Andrew & Chris Judge's "The Aviator" is about a young man growing up in America in the 1930s with a talent for drawing and painting signs.That talent led him to design and paint logos and illustrations for the front of US planes. The most famous plane from World War II also bore his art, in a sequence whose outcome was fairly obvious the moment the secretive machinations surrounding it began. The Judges get around that inevitability by starting the story toward the end and then flashing back to the illustrator's beginnings. Chris Judge, who drew the figures, seems strongly influenced by Jason Lutes' detailed and roundish character design, with a hint of Gilbert Hernandez thrown in to soften things up a bit. Lynch's "Friendly, Local" is an excellent slice-of-life story about a shiftless young man on the make with a young woman at a Chinese take-out restaurant who also has to young son and a demanding ex. It's a perfect portrait of someone who is put in a position of responsibility who is desperate to get out of it, or rather, go back in time to when he had no responsibilities as a means of comfort and retarding the march of time. Lynch's scratchy, muddy line is perfectly suited to tell this sort of story, especially the climactic moment when the young man's attempt at seducing the woman fails in an amusingly spectacular fashion. Finally, Barry Hughes' angular and cartoony "The Glass Trampoline" is yet another visual left turn, as it depicts a sort of spirit quest undertaken in order to get a bucket of chicken. Like the first story in the book, its unusual visual approach was in the service of a cheeky, absurd premise. This is certainly a solid intro to the sensibilities of the Irish comics scene: darkly humorous, soulful, and introspective.
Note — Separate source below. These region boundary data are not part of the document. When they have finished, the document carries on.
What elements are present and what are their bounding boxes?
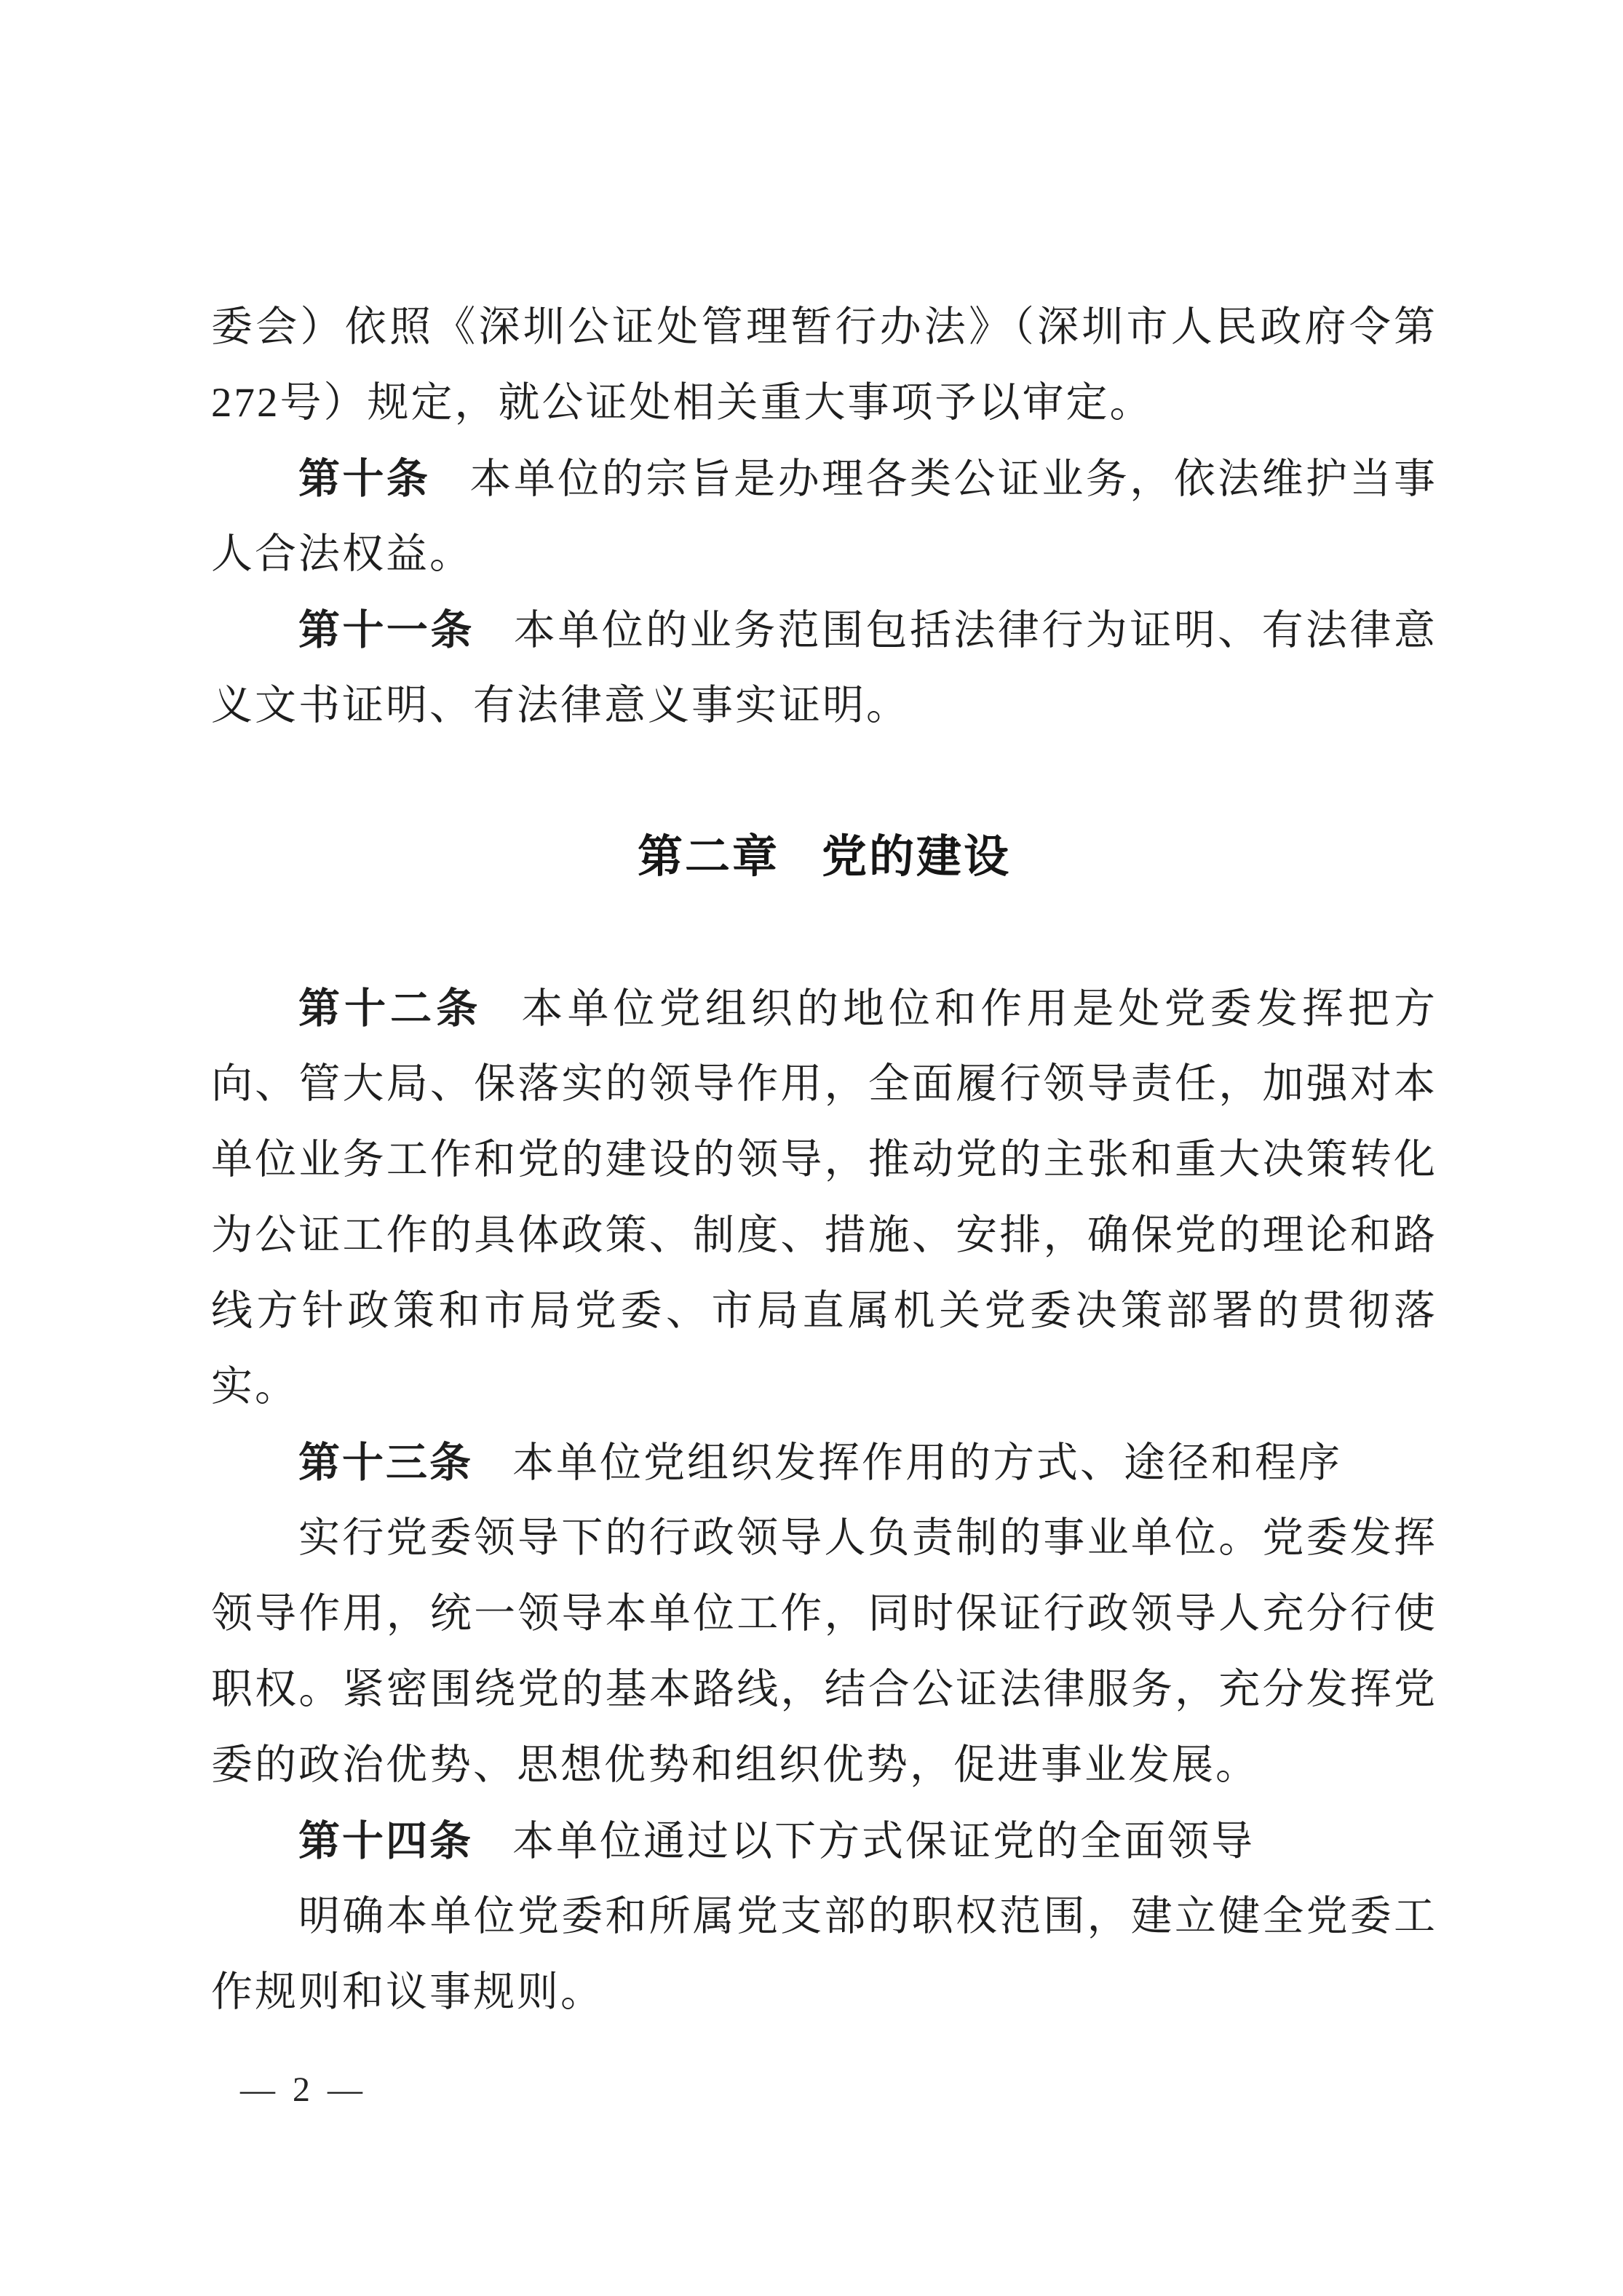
article-number-term: 第十条 [298, 456, 430, 502]
blank-line [211, 744, 1437, 819]
document-line: 作规则和议事规则。 [211, 1955, 1437, 2030]
document-line: 人合法权益。 [211, 517, 1437, 592]
document-line: 委会）依照《深圳公证处管理暂行办法》（深圳市人民政府令第 [211, 290, 1437, 365]
document-line: 线方针政策和市局党委、市局直属机关党委决策部署的贯彻落 [211, 1274, 1437, 1349]
document-line: 272号）规定，就公证处相关重大事项予以审定。 [211, 365, 1437, 441]
document-line: 实行党委领导下的行政领导人负责制的事业单位。党委发挥 [211, 1501, 1437, 1576]
document-line: 第十条本单位的宗旨是办理各类公证业务，依法维护当事 [211, 441, 1437, 517]
document-line: 第十二条本单位党组织的地位和作用是处党委发挥把方 [211, 971, 1437, 1046]
document-line: 实。 [211, 1349, 1437, 1425]
article-text: 本单位的宗旨是办理各类公证业务，依法维护当事 [469, 456, 1437, 502]
document-line: 义文书证明、有法律意义事实证明。 [211, 668, 1437, 744]
article-text: 本单位通过以下方式保证党的全面领导 [512, 1819, 1255, 1864]
document-line: 委的政治优势、思想优势和组织优势，促进事业发展。 [211, 1728, 1437, 1803]
page-number: — 2 — [240, 2068, 367, 2112]
document-line: 领导作用，统一领导本单位工作，同时保证行政领导人充分行使 [211, 1576, 1437, 1652]
document-line: 向、管大局、保落实的领导作用，全面履行领导责任，加强对本 [211, 1046, 1437, 1122]
document-line: 职权。紧密围绕党的基本路线，结合公证法律服务，充分发挥党 [211, 1652, 1437, 1728]
article-text: 本单位党组织的地位和作用是处党委发挥把方 [521, 986, 1437, 1032]
article-text: 本单位党组织发挥作用的方式、途径和程序 [512, 1440, 1342, 1486]
document-line: 单位业务工作和党的建设的领导，推动党的主张和重大决策转化 [211, 1122, 1437, 1198]
article-number-term: 第十一条 [298, 607, 475, 654]
document-line: 第十三条本单位党组织发挥作用的方式、途径和程序 [211, 1425, 1437, 1501]
document-body: 委会）依照《深圳公证处管理暂行办法》（深圳市人民政府令第 272号）规定，就公证… [0, 0, 1623, 2030]
document-line: 明确本单位党委和所属党支部的职权范围，建立健全党委工 [211, 1879, 1437, 1955]
article-number-term: 第十二条 [298, 985, 482, 1032]
article-number-term: 第十四条 [298, 1818, 473, 1864]
document-line: 为公证工作的具体政策、制度、措施、安排，确保党的理论和路 [211, 1198, 1437, 1274]
document-line: 第十四条本单位通过以下方式保证党的全面领导 [211, 1803, 1437, 1879]
article-number-term: 第十三条 [298, 1439, 473, 1486]
article-text: 本单位的业务范围包括法律行为证明、有法律意 [514, 608, 1437, 654]
chapter-title: 党的建设 [822, 832, 1011, 882]
chapter-heading: 第二章党的建设 [211, 819, 1437, 895]
blank-line [211, 895, 1437, 971]
document-page: 委会）依照《深圳公证处管理暂行办法》（深圳市人民政府令第 272号）规定，就公证… [0, 0, 1623, 2296]
chapter-number: 第二章 [638, 832, 779, 882]
document-line: 第十一条本单位的业务范围包括法律行为证明、有法律意 [211, 592, 1437, 668]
Patrick Lynch's In The Aquarium is a meditation on madness, obsession and escape. A man in an aquarium stares at a fish that seems to be talking to him, leading him into a reverie where that conversation follows him around until he goes mad and strikes a co-worker. Then he's led into a reality where it's really him in the fish tank, drowning and on display, until the glass is smashed and his world ends. The jumbled panel arrangement reflects the chaos in the man's mind, as do the wavy and sketchy lines. It's a short, but effective glimpse at the ways in which even the worst of fantastical fates can be better than the grim reality of everyday life.
John Robbins' early comics, Negotiating The Beast and The Monkey-Head Complaint, are dark to the point of nihilism. The former is a series of one-page stories that revolve around the darker aspects of childhood, both in terms of the weird and frequently horrible things children do each other and the ways in which predators lurk. He also adapts some of the stranger and more desperate letters from a local advice column. There's a comical and cynical distance implied in these stories (like certain EC or Vertigo comics), but the problem with them is that they are incredibly overwritten. The narrative captions threaten to drown out the comics entirely, pushing the frequently arresting and spare graphics into the background. Robbins did show an interesting facility for working with negative space, especially with regard to how he used blacks and shadow. to highlight dread. The Monkey-Head Complaint sees Robbins expanding the ideas from that first comic into a single storyline about a bored couple and how they inadvertently get involved with a young man who slowly descends into homicidal madness. There are some odd storytelling choices, like the wife demanding that the husband tell his story about how he met the young man in a sort of Shakespearean cadence, but they tended to add to the slightly fantastical nature of the story. Like his earlier work, Robbins went to the EC Comics twist ending with the most horrible outcome possible, which felt a bit hackneyed. Robbins' later work is far more nuanced and restrained, but one can see how Robbins' strong visual storytelling sense was already in place in his earlier work.
Great to see your review on Stray Lines Rob. I was secretly wondering when I would see some more reviews on Irish comics. It's worth noting that Stray Lines was funded through fundit.ie (an Irish type of Kickstarter). Not only are there Irish cartoonists out there, but also supporters who are willing to drive a project. Cheers for blogging!